MADDM: Multi-Advisor Dynamic Binary Decision-Making by Maximizing the Utility
This addresses a crucial problem in applications like lending and crowd-sourcing by maximizing utility, but it appears incremental as it builds on existing decision-making models.
The paper tackles the problem of inferring ground truth from multiple imperfect advisors with costs, proposing a strategy for optimal advisor selection in sequential binary decision-making without prior knowledge, and shows it outperforms state-of-the-art models in experiments.

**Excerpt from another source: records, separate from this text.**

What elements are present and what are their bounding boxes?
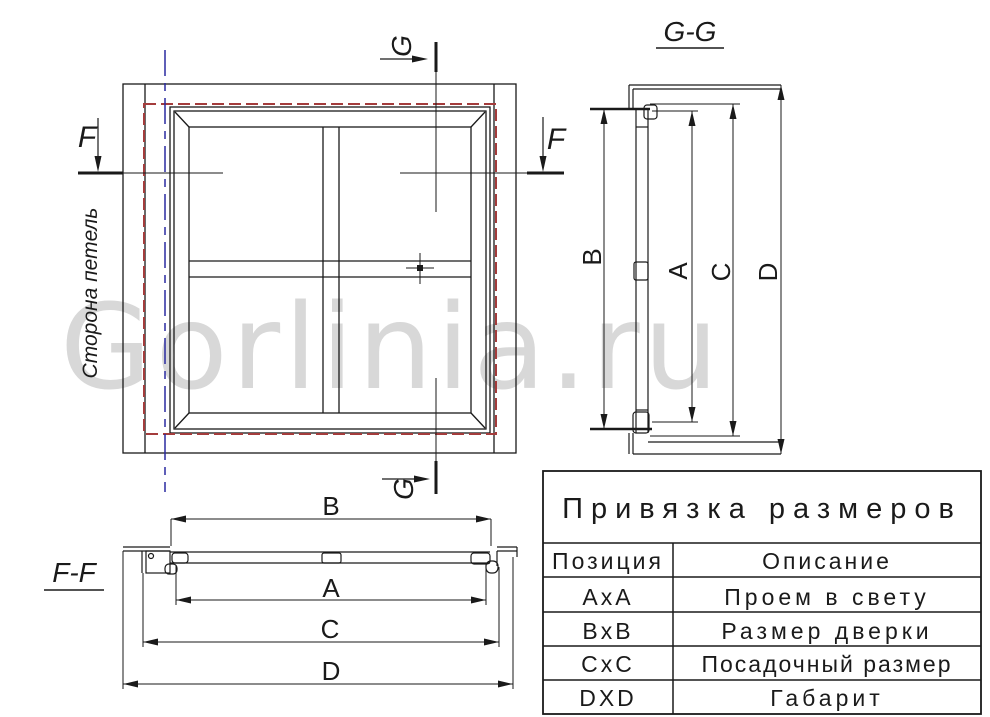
section-ff-title: F-F — [52, 557, 97, 588]
hinge-knuckle-left — [172, 553, 188, 563]
gg-dim-label-d: D — [753, 263, 783, 282]
table-cell-position: BxB — [582, 618, 633, 644]
section-label-f-right: F — [547, 123, 567, 156]
table-row: BxB Размер дверки — [582, 618, 932, 644]
hinge-side-label: Сторона петель — [79, 208, 102, 379]
table-row: DXD Габарит — [579, 685, 884, 711]
table-cell-position: DXD — [579, 685, 637, 711]
table-cell-description: Проем в свету — [724, 584, 930, 610]
section-cut-f-left — [78, 118, 223, 173]
table-header-position: Позиция — [552, 548, 664, 574]
ff-dim-label-d: D — [322, 656, 341, 686]
gg-dim-label-c: C — [706, 263, 736, 282]
section-label-f-left: F — [78, 121, 98, 154]
hinge-top — [644, 105, 657, 119]
section-label-g-top: G — [386, 35, 417, 57]
table-cell-description: Посадочный размер — [701, 651, 952, 677]
table-cell-description: Габарит — [770, 685, 884, 711]
hinge-pin — [149, 554, 154, 559]
table-row: AxA Проем в свету — [582, 584, 929, 610]
table-header-description: Описание — [762, 548, 892, 574]
ff-dim-label-a: A — [322, 573, 340, 603]
ff-dim-label-c: C — [321, 614, 340, 644]
table-cell-position: AxA — [582, 584, 633, 610]
section-cut-f-right — [400, 117, 564, 173]
section-ff-view — [44, 516, 517, 690]
ff-dim-label-b: B — [322, 491, 339, 521]
hinge-knuckle-right-pivot — [486, 561, 498, 573]
hinge-knuckle-middle — [322, 553, 341, 563]
table-cell-position: CxC — [581, 651, 635, 677]
table-row: CxC Посадочный размер — [581, 651, 952, 677]
gg-dim-label-b: B — [577, 248, 607, 265]
section-gg-title: G-G — [664, 16, 717, 47]
table-title: Привязка размеров — [562, 493, 962, 525]
watermark-text: Gorlinia.ru — [60, 278, 722, 416]
gg-dim-label-a: A — [663, 262, 693, 280]
technical-drawing: Gorlinia.ru F F — [0, 0, 990, 717]
center-mark — [417, 265, 423, 271]
arrow-down-icon — [540, 156, 547, 172]
arrow-down-icon — [95, 156, 102, 172]
dim-arrows — [123, 516, 513, 688]
table-cell-description: Размер дверки — [721, 618, 932, 644]
drawing-canvas: Gorlinia.ru F F — [0, 0, 990, 717]
section-label-g-bottom: G — [388, 478, 419, 500]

Being able to infer ground truth from the responses of multiple imperfect advisors is a problem of crucial importance in many decision-making applications, such as lending, trading, investment, and crowd-sourcing. In practice, however, gathering answers from a set of advisors has a cost. Therefore, finding an advisor selection strategy that retrieves a reliable answer and maximizes the overall utility is a challenging problem. To address this problem, we propose a novel strategy for optimally selecting a set of advisers in a sequential binary decision-making setting, where multiple decisions need to be made over time. Crucially, we assume no access to ground truth and no prior knowledge about the reliability of advisers. Specifically, our approach considers how to simultaneously (1) select advisors by balancing the advisors' costs and the value of making correct decisions, (2) learn the trustworthiness of advisers dynamically without prior information by asking multiple advisers, and (3) make optimal decisions without access to the ground truth, improving this over time. We evaluate our algorithm through several numerical experiments. The results show that our approach outperforms two other methods that combine state-of-the-art models.